"The War on Drugs is Lost"
Response #589 (noah) Friday, May 18, 2001
I've lived in eastern NC for the last 22 years and I've seen tobacco go from being the staple of the economy to its current death-rattle status. When I was in jr. high, I worked (like every other male my age) in tobacco. It was the only place we could get decent money ($6 an hour) despite back-breaking work. When the crop came in late, they delayed the start of school (this was in 1985). As a reporter covering E. NC, I covered the opening of the tobacco markets, the reports of blue mold, did behind-the-scene coverage of the production of seedlings and greenhouse technology, and of course, farmers losing their land and having to become hog farmers (a whole 'nother problem) or trying to find alternative crops.
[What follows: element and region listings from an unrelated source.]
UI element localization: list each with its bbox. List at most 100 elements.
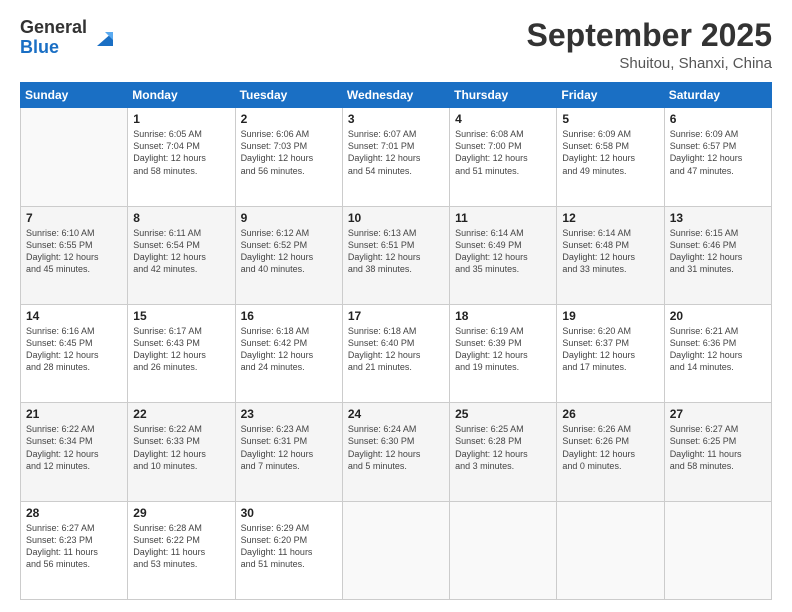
day-info: Sunrise: 6:14 AM Sunset: 6:48 PM Dayligh… xyxy=(562,227,658,276)
calendar-day-cell: 29 Sunrise: 6:28 AM Sunset: 6:22 PM Dayli… xyxy=(128,501,235,599)
day-info: Sunrise: 6:29 AM Sunset: 6:20 PM Dayligh… xyxy=(241,522,337,571)
day-info: Sunrise: 6:19 AM Sunset: 6:39 PM Dayligh… xyxy=(455,325,551,374)
day-number: 11 xyxy=(455,211,551,225)
day-info: Sunrise: 6:08 AM Sunset: 7:00 PM Dayligh… xyxy=(455,128,551,177)
calendar-day-cell: 8 Sunrise: 6:11 AM Sunset: 6:54 PM Daylig… xyxy=(128,206,235,304)
logo-icon xyxy=(91,24,119,52)
calendar-day-cell: 14 Sunrise: 6:16 AM Sunset: 6:45 PM Dayli… xyxy=(21,304,128,402)
calendar-day-cell: 6Sunrise: 6:09 AM Sunset: 6:57 PM Daylig… xyxy=(664,108,771,206)
day-info: Sunrise: 6:12 AM Sunset: 6:52 PM Dayligh… xyxy=(241,227,337,276)
calendar-header-saturday: Saturday xyxy=(664,83,771,108)
calendar-week-row: 14 Sunrise: 6:16 AM Sunset: 6:45 PM Dayli… xyxy=(21,304,772,402)
day-number: 1 xyxy=(133,112,229,126)
day-number: 10 xyxy=(348,211,444,225)
calendar-day-cell xyxy=(21,108,128,206)
day-info: Sunrise: 6:15 AM Sunset: 6:46 PM Dayligh… xyxy=(670,227,766,276)
calendar-header-monday: Monday xyxy=(128,83,235,108)
day-number: 4 xyxy=(455,112,551,126)
calendar-header-wednesday: Wednesday xyxy=(342,83,449,108)
day-number: 29 xyxy=(133,506,229,520)
day-number: 25 xyxy=(455,407,551,421)
calendar-header-sunday: Sunday xyxy=(21,83,128,108)
day-info: Sunrise: 6:25 AM Sunset: 6:28 PM Dayligh… xyxy=(455,423,551,472)
day-number: 13 xyxy=(670,211,766,225)
page: General Blue September 2025 Shuitou, Sha… xyxy=(0,0,792,612)
day-number: 7 xyxy=(26,211,122,225)
day-info: Sunrise: 6:11 AM Sunset: 6:54 PM Dayligh… xyxy=(133,227,229,276)
calendar-header-friday: Friday xyxy=(557,83,664,108)
day-info: Sunrise: 6:14 AM Sunset: 6:49 PM Dayligh… xyxy=(455,227,551,276)
day-info: Sunrise: 6:22 AM Sunset: 6:34 PM Dayligh… xyxy=(26,423,122,472)
day-info: Sunrise: 6:21 AM Sunset: 6:36 PM Dayligh… xyxy=(670,325,766,374)
day-number: 3 xyxy=(348,112,444,126)
day-number: 16 xyxy=(241,309,337,323)
day-info: Sunrise: 6:20 AM Sunset: 6:37 PM Dayligh… xyxy=(562,325,658,374)
calendar-day-cell: 20 Sunrise: 6:21 AM Sunset: 6:36 PM Dayli… xyxy=(664,304,771,402)
day-number: 15 xyxy=(133,309,229,323)
day-number: 14 xyxy=(26,309,122,323)
calendar-day-cell: 27Sunrise: 6:27 AM Sunset: 6:25 PM Dayli… xyxy=(664,403,771,501)
calendar-day-cell: 24 Sunrise: 6:24 AM Sunset: 6:30 PM Dayli… xyxy=(342,403,449,501)
calendar-header-row: SundayMondayTuesdayWednesdayThursdayFrid… xyxy=(21,83,772,108)
day-number: 28 xyxy=(26,506,122,520)
day-info: Sunrise: 6:17 AM Sunset: 6:43 PM Dayligh… xyxy=(133,325,229,374)
calendar-day-cell: 5 Sunrise: 6:09 AM Sunset: 6:58 PM Daylig… xyxy=(557,108,664,206)
day-info: Sunrise: 6:22 AM Sunset: 6:33 PM Dayligh… xyxy=(133,423,229,472)
calendar-day-cell: 7 Sunrise: 6:10 AM Sunset: 6:55 PM Daylig… xyxy=(21,206,128,304)
day-number: 24 xyxy=(348,407,444,421)
calendar-day-cell: 21Sunrise: 6:22 AM Sunset: 6:34 PM Dayli… xyxy=(21,403,128,501)
calendar-day-cell: 10 Sunrise: 6:13 AM Sunset: 6:51 PM Dayli… xyxy=(342,206,449,304)
calendar-day-cell: 12 Sunrise: 6:14 AM Sunset: 6:48 PM Dayli… xyxy=(557,206,664,304)
day-info: Sunrise: 6:10 AM Sunset: 6:55 PM Dayligh… xyxy=(26,227,122,276)
logo-text: General Blue xyxy=(20,18,87,58)
calendar-day-cell: 1Sunrise: 6:05 AM Sunset: 7:04 PM Daylig… xyxy=(128,108,235,206)
day-info: Sunrise: 6:18 AM Sunset: 6:40 PM Dayligh… xyxy=(348,325,444,374)
calendar-header-tuesday: Tuesday xyxy=(235,83,342,108)
day-info: Sunrise: 6:09 AM Sunset: 6:58 PM Dayligh… xyxy=(562,128,658,177)
calendar-day-cell: 30 Sunrise: 6:29 AM Sunset: 6:20 PM Dayli… xyxy=(235,501,342,599)
day-info: Sunrise: 6:16 AM Sunset: 6:45 PM Dayligh… xyxy=(26,325,122,374)
calendar-day-cell: 26 Sunrise: 6:26 AM Sunset: 6:26 PM Dayli… xyxy=(557,403,664,501)
calendar-week-row: 1Sunrise: 6:05 AM Sunset: 7:04 PM Daylig… xyxy=(21,108,772,206)
day-number: 23 xyxy=(241,407,337,421)
calendar-day-cell: 18Sunrise: 6:19 AM Sunset: 6:39 PM Dayli… xyxy=(450,304,557,402)
day-number: 20 xyxy=(670,309,766,323)
day-number: 8 xyxy=(133,211,229,225)
day-info: Sunrise: 6:27 AM Sunset: 6:23 PM Dayligh… xyxy=(26,522,122,571)
header: General Blue September 2025 Shuitou, Sha… xyxy=(20,18,772,72)
calendar-table: SundayMondayTuesdayWednesdayThursdayFrid… xyxy=(20,82,772,600)
day-number: 17 xyxy=(348,309,444,323)
day-info: Sunrise: 6:23 AM Sunset: 6:31 PM Dayligh… xyxy=(241,423,337,472)
day-info: Sunrise: 6:13 AM Sunset: 6:51 PM Dayligh… xyxy=(348,227,444,276)
day-info: Sunrise: 6:18 AM Sunset: 6:42 PM Dayligh… xyxy=(241,325,337,374)
calendar-week-row: 28 Sunrise: 6:27 AM Sunset: 6:23 PM Dayli… xyxy=(21,501,772,599)
day-info: Sunrise: 6:24 AM Sunset: 6:30 PM Dayligh… xyxy=(348,423,444,472)
calendar-day-cell: 23 Sunrise: 6:23 AM Sunset: 6:31 PM Dayli… xyxy=(235,403,342,501)
calendar-day-cell xyxy=(342,501,449,599)
day-info: Sunrise: 6:09 AM Sunset: 6:57 PM Dayligh… xyxy=(670,128,766,177)
day-number: 12 xyxy=(562,211,658,225)
calendar-week-row: 21Sunrise: 6:22 AM Sunset: 6:34 PM Dayli… xyxy=(21,403,772,501)
calendar-day-cell: 22 Sunrise: 6:22 AM Sunset: 6:33 PM Dayli… xyxy=(128,403,235,501)
day-info: Sunrise: 6:26 AM Sunset: 6:26 PM Dayligh… xyxy=(562,423,658,472)
calendar-day-cell: 4 Sunrise: 6:08 AM Sunset: 7:00 PM Daylig… xyxy=(450,108,557,206)
calendar-day-cell xyxy=(557,501,664,599)
day-number: 2 xyxy=(241,112,337,126)
location: Shuitou, Shanxi, China xyxy=(527,55,772,72)
calendar-day-cell: 3 Sunrise: 6:07 AM Sunset: 7:01 PM Daylig… xyxy=(342,108,449,206)
calendar-day-cell: 16 Sunrise: 6:18 AM Sunset: 6:42 PM Dayli… xyxy=(235,304,342,402)
calendar-day-cell xyxy=(664,501,771,599)
calendar-day-cell: 28 Sunrise: 6:27 AM Sunset: 6:23 PM Dayli… xyxy=(21,501,128,599)
calendar-day-cell: 17 Sunrise: 6:18 AM Sunset: 6:40 PM Dayli… xyxy=(342,304,449,402)
day-number: 22 xyxy=(133,407,229,421)
day-number: 26 xyxy=(562,407,658,421)
day-info: Sunrise: 6:28 AM Sunset: 6:22 PM Dayligh… xyxy=(133,522,229,571)
calendar-day-cell: 9Sunrise: 6:12 AM Sunset: 6:52 PM Daylig… xyxy=(235,206,342,304)
month-title: September 2025 xyxy=(527,18,772,53)
day-number: 30 xyxy=(241,506,337,520)
day-info: Sunrise: 6:07 AM Sunset: 7:01 PM Dayligh… xyxy=(348,128,444,177)
calendar-day-cell: 15 Sunrise: 6:17 AM Sunset: 6:43 PM Dayli… xyxy=(128,304,235,402)
day-number: 5 xyxy=(562,112,658,126)
logo: General Blue xyxy=(20,18,119,58)
calendar-day-cell: 13 Sunrise: 6:15 AM Sunset: 6:46 PM Dayli… xyxy=(664,206,771,304)
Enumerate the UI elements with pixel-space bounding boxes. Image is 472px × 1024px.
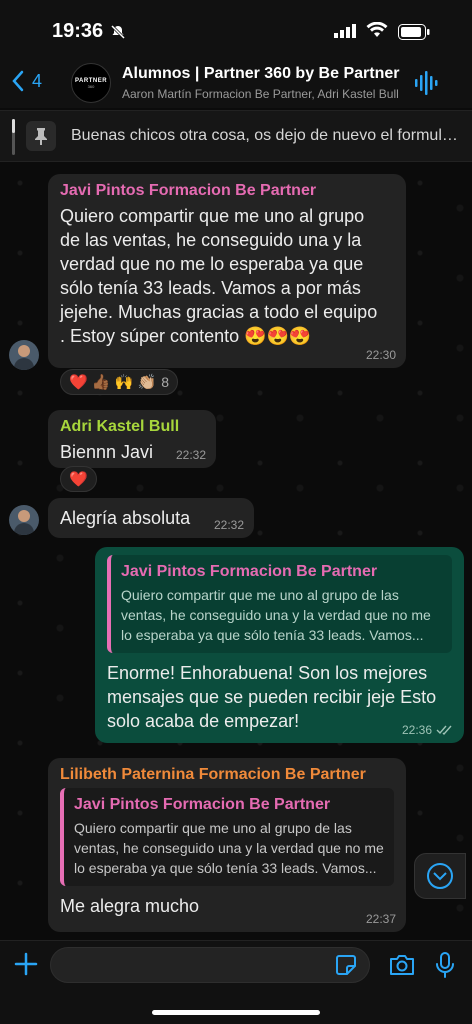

In 1997, the opening of the tobacco market was a party. The governor was there. State and federal representatives were there. It was huge. We sat down to huge plates of scrambled eggs with cheese, bacon, country ham, sausage, biscuits, grits, coffee and of course, everyone was smoking. Then they announced that there was a change of plans in the program. The first speaker couldn't make it...he...uhh..had a heart attack. His replacement had cancer...and uhh, the next guy they called died on Tuesday. Two years later, the opening of the market was like a funeral. The only gumm'nt official was the mayor and the state ag. commissioner. What had been a warehouse filled to the brim with gold leaf tobacco two years ago was maybe 1/3 full. That's when I started writing about how hemp could replace tobacco as the state's big cash crop. I wrote about hwo tobacco damaged the soil and how hemp actually helped it. I detailed the list of products that could be produced, how much revenue the state could receive, how many jobs could be saved and did a detailed piece on the difference between growing hemp and growing marijuana. We got bombarded with letters wanting to know why we didn't Just Say No (tm), why we wanted the Youth of America to become a bunch of dope-trippers, why we were looking to destroy the fabric of this great nation, etc., etc... It was pretty depressing.